Wednesday, December 06, 2006
Baptism in the Ancient Church
By the late second century an elaborate process had developed leading into baptism including:
1. Catechesis. This process included an intense period of instruction in the rudiments of the Christian faith, and often included a time of probation of seven years.
2. Fasting and Prayer. Since baptism often was done on Easter, the forty days prior to this event was dedicated to various spiritual exercises including fasting, prayer, and reading of Scripture.
3. Renunciation. When the time for baptism came, the candidate would be called upon to renounce the devil and all his pomp. Facing westward, direction the sun went down, he would exlaim "I renounce, thee O Satan, and all thy works", and then spit three times in the direction of darkness.
4. Credo. And turning eastward to the sunrise he would say, "And I embrace thee, O Lord Jesus Christ". And this point he would be baptized and recite a baptismal confession of faith often given the form of answers to questions and response with "I believe".

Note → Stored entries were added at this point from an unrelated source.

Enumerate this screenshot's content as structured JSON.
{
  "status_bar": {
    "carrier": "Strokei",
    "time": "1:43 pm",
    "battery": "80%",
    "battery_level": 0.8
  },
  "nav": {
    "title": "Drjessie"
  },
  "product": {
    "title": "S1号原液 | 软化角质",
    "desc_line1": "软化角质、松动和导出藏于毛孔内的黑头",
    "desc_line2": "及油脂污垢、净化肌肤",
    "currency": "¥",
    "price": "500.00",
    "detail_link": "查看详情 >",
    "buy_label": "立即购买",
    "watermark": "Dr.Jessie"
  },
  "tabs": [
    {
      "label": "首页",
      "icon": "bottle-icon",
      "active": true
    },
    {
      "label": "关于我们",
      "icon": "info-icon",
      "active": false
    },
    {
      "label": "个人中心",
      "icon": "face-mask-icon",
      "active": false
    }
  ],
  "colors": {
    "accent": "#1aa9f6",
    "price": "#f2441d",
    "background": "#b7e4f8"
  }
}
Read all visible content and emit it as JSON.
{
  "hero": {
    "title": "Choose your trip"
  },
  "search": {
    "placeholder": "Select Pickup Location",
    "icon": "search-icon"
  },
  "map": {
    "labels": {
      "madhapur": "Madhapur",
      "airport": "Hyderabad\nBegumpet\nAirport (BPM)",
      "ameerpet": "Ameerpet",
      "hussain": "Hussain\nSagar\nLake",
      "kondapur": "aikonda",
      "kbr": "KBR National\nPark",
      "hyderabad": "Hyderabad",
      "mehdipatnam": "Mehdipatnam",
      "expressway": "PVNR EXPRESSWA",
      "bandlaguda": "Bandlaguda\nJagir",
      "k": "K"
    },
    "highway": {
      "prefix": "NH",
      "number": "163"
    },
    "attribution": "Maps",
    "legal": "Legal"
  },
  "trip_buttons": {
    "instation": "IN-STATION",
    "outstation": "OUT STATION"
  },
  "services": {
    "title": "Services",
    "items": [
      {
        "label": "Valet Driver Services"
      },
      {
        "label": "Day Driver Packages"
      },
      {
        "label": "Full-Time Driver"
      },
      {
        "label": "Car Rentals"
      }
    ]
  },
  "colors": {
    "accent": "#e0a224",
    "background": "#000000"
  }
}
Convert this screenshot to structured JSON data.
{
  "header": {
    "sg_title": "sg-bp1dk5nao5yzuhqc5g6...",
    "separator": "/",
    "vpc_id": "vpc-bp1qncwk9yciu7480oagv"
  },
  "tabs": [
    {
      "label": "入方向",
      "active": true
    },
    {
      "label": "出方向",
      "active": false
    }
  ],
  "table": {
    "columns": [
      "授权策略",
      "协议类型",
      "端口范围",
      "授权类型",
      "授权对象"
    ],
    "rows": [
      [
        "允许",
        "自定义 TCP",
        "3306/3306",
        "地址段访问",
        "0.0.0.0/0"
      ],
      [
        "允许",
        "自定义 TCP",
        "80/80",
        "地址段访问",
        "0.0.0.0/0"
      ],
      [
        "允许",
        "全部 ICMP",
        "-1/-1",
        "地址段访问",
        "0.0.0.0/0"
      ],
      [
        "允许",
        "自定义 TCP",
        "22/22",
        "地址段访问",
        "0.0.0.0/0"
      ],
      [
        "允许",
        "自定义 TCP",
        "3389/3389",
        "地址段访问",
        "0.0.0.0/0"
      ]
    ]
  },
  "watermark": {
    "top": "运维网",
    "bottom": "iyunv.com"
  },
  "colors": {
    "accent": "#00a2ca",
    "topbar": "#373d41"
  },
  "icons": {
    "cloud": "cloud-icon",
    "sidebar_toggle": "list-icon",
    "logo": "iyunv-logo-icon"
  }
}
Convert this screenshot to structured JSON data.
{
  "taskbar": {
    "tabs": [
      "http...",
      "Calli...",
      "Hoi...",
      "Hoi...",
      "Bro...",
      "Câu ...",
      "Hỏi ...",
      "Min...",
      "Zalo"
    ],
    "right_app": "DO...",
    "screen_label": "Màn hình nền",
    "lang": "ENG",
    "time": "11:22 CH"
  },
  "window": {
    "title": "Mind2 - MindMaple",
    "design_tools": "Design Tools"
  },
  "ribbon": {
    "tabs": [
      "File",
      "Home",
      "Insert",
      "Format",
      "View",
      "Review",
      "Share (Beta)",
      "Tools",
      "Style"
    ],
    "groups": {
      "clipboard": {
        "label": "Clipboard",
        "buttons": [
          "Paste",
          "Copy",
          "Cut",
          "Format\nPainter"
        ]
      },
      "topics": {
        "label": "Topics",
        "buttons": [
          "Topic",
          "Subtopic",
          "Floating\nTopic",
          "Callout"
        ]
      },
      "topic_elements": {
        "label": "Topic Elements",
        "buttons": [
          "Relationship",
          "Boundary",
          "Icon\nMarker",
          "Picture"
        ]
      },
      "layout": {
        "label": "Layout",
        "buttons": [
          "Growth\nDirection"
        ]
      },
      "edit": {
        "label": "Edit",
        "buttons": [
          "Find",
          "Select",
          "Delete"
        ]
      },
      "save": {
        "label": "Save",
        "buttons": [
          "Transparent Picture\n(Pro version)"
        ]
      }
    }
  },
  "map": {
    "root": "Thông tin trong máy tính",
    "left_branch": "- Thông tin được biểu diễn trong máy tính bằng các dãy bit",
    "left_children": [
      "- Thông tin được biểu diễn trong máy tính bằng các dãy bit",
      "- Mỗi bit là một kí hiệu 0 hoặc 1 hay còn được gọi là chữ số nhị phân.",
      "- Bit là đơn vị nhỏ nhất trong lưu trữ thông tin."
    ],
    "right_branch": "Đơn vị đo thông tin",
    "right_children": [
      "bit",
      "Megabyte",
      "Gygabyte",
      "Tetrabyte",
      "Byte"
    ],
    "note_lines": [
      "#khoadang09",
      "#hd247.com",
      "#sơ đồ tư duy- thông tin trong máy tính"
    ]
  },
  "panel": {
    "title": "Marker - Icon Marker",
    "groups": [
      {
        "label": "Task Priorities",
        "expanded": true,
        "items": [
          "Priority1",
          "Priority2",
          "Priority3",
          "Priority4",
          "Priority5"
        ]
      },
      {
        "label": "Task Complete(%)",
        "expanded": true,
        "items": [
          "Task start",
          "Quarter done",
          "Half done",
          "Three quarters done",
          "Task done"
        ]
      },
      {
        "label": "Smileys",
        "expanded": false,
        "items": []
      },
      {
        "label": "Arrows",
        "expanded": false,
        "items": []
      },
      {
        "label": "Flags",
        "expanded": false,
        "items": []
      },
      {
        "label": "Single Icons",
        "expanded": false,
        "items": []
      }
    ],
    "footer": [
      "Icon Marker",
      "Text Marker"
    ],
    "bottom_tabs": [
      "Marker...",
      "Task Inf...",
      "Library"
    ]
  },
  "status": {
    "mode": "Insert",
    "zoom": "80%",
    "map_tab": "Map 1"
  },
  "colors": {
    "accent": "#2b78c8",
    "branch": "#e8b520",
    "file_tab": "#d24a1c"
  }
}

5. Disrobing. The candidate would remove all clothing and enter naked into the waters.
6. Immersion. In some churches the candidate would be immersed three times in the name of the Triune God.
7. New Robe. Coming out of the baptismal waters the candidate would be given a new rob symbolizing their putting on Christ.
8. Annointing. Each candidate would be annointed with oil symbolizing the presence of the Holy Spirit.
9. Laying on of Hands. This represented a sealing of the blessing given to each newly baptized Christian. It connoted a kind of commissioned to stand for Christ and his truth.
10. The Lord's Supper. Only those initiated into the church could partake of the Lord's Supper, and so the candidates would have an early morning supper with fellow Christians.
See Tertullian, De Baptismo; Hippolytus, Apostolic Constitutions; Cyril of Jerusalem, Catechetical Lectures; John Chrysostom, Baptismal Homilies.
Take from Timothy George, Galatians (NAC; Nashville, TN: Broadman & Holman, 1994), pp. 280-81.